Scottish actress Kelly Macdonald was planning to go to drama school when director Danny Boyle cast her in Trainspotting (1996). A surprise international hit, it featured Macdonald, a native of Glasgow, as the acid-tongued schoolgirl who gives heroin junkie Ewan McGregor one of the more memorable nights — and surprises — of his young life.

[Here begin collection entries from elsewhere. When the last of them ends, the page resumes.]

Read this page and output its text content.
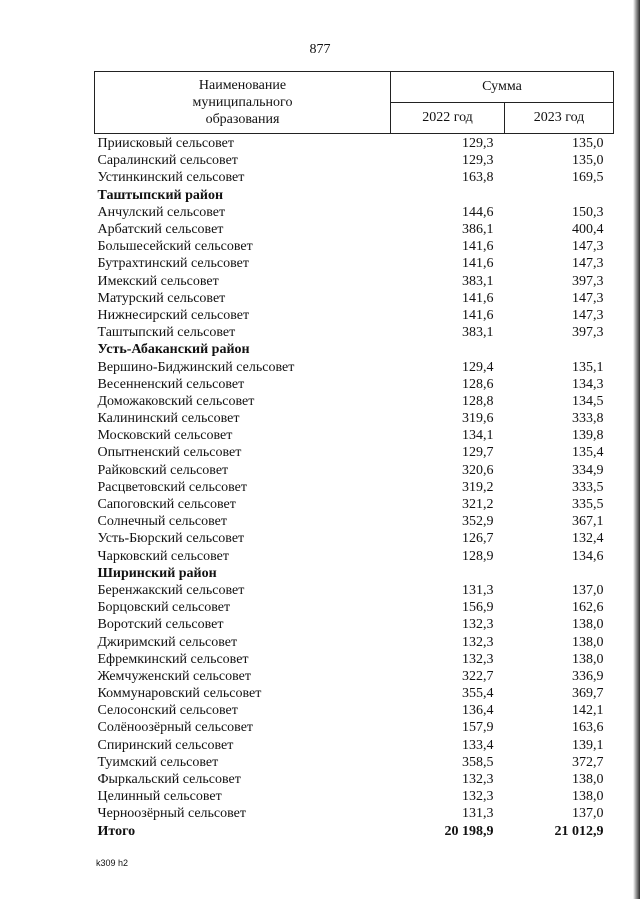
877
Наименование
муниципального
образования	Сумма	
	2022 год	2023 год
Приисковый сельсовет	129,3	135,0
Саралинский сельсовет	129,3	135,0
Устинкинский сельсовет	163,8	169,5
Таштыпский район		
Анчулский сельсовет	144,6	150,3
Арбатский сельсовет	386,1	400,4
Большесейский сельсовет	141,6	147,3
Бутрахтинский сельсовет	141,6	147,3
Имекский сельсовет	383,1	397,3
Матурский сельсовет	141,6	147,3
Нижнесирский сельсовет	141,6	147,3
Таштыпский сельсовет	383,1	397,3
Усть-Абаканский район		
Вершино-Биджинский сельсовет	129,4	135,1
Весенненский сельсовет	128,6	134,3
Доможаковский сельсовет	128,8	134,5
Калининский сельсовет	319,6	333,8
Московский сельсовет	134,1	139,8
Опытненский сельсовет	129,7	135,4
Райковский сельсовет	320,6	334,9
Расцветовский сельсовет	319,2	333,5
Сапоговский сельсовет	321,2	335,5
Солнечный сельсовет	352,9	367,1
Усть-Бюрский сельсовет	126,7	132,4
Чарковский сельсовет	128,9	134,6
Ширинский район		
Беренжакский сельсовет	131,3	137,0
Борцовский сельсовет	156,9	162,6
Воротский сельсовет	132,3	138,0
Джиримский сельсовет	132,3	138,0
Ефремкинский сельсовет	132,3	138,0
Жемчуженский сельсовет	322,7	336,9
Коммунаровский сельсовет	355,4	369,7
Селосонский сельсовет	136,4	142,1
Солёноозёрный сельсовет	157,9	163,6
Спиринский сельсовет	133,4	139,1
Туимский сельсовет	358,5	372,7
Фыркальский сельсовет	132,3	138,0
Целинный сельсовет	132,3	138,0
Черноозёрный сельсовет	131,3	137,0
Итого	20 198,9	21 012,9
k309 h2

Following the film’s great success, Macdonald began finding steady work in a number of films as both a lead and supporting player. In the immediate wake of Trainspotting, she could be seen playing the title character, a teenage prostitute, in Stella Does Tricks. Subsequently, she nabbed a lead role in the period drama Cousin Bette (1997) and a small but memorable part in the lavish historical epic Elizabeth (1998). In 1999, Macdonald was featured in four very diverse films: the first, My Life So Far, cast her as a young girl growing up in 1920s Scotland, while Entropy featured the actress in the thoroughly modern milieu of the 20-something romantic angst drama. Later that year, Macdonald appeared in Mike Figgis’ The Loss of Sexual Innocence, playing the young girlfriend of the film’s protagonist; and in Gregg Araki’s Splendor, a romantic comedy in which she played the blue-haired best friend of the film’s heroine.

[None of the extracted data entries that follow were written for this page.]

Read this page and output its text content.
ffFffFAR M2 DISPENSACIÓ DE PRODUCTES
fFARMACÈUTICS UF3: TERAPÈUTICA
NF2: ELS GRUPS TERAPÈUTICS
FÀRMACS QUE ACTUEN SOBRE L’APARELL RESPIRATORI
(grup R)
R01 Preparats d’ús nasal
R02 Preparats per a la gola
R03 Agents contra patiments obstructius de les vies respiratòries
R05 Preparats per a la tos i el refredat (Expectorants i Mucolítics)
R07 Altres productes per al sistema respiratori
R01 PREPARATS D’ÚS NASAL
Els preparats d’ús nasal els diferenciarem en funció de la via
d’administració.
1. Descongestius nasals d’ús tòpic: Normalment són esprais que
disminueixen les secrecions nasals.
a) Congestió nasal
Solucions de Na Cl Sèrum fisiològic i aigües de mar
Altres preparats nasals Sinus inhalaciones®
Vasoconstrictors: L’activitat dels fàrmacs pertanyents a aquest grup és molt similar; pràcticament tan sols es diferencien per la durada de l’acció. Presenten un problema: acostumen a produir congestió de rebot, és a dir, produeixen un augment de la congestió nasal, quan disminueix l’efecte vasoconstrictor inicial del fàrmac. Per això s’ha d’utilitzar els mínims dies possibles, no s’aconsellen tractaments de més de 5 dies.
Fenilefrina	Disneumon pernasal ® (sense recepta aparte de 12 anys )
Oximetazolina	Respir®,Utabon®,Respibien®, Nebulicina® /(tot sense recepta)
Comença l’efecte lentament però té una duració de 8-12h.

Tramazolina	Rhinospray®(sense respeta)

After a slew of similar supporting roles, including a memorable turn as the daughter of Mary Elizabeth Mastrantonio and Colin Firth in My Life So Far, MacDonald was given possibly her biggest break since Trainspotting when Robert Altman cast her as a lead (albeit one of many) in Gosford Park (2001). One-part comedy of manners, one-part murder mystery, the film featured MacDonald in the pivotal role of a young maid who finds herself caught up in a whirl of intrigue, deception, and exceedingly tiresome snobs over the course of a hectic weekend at a country estate.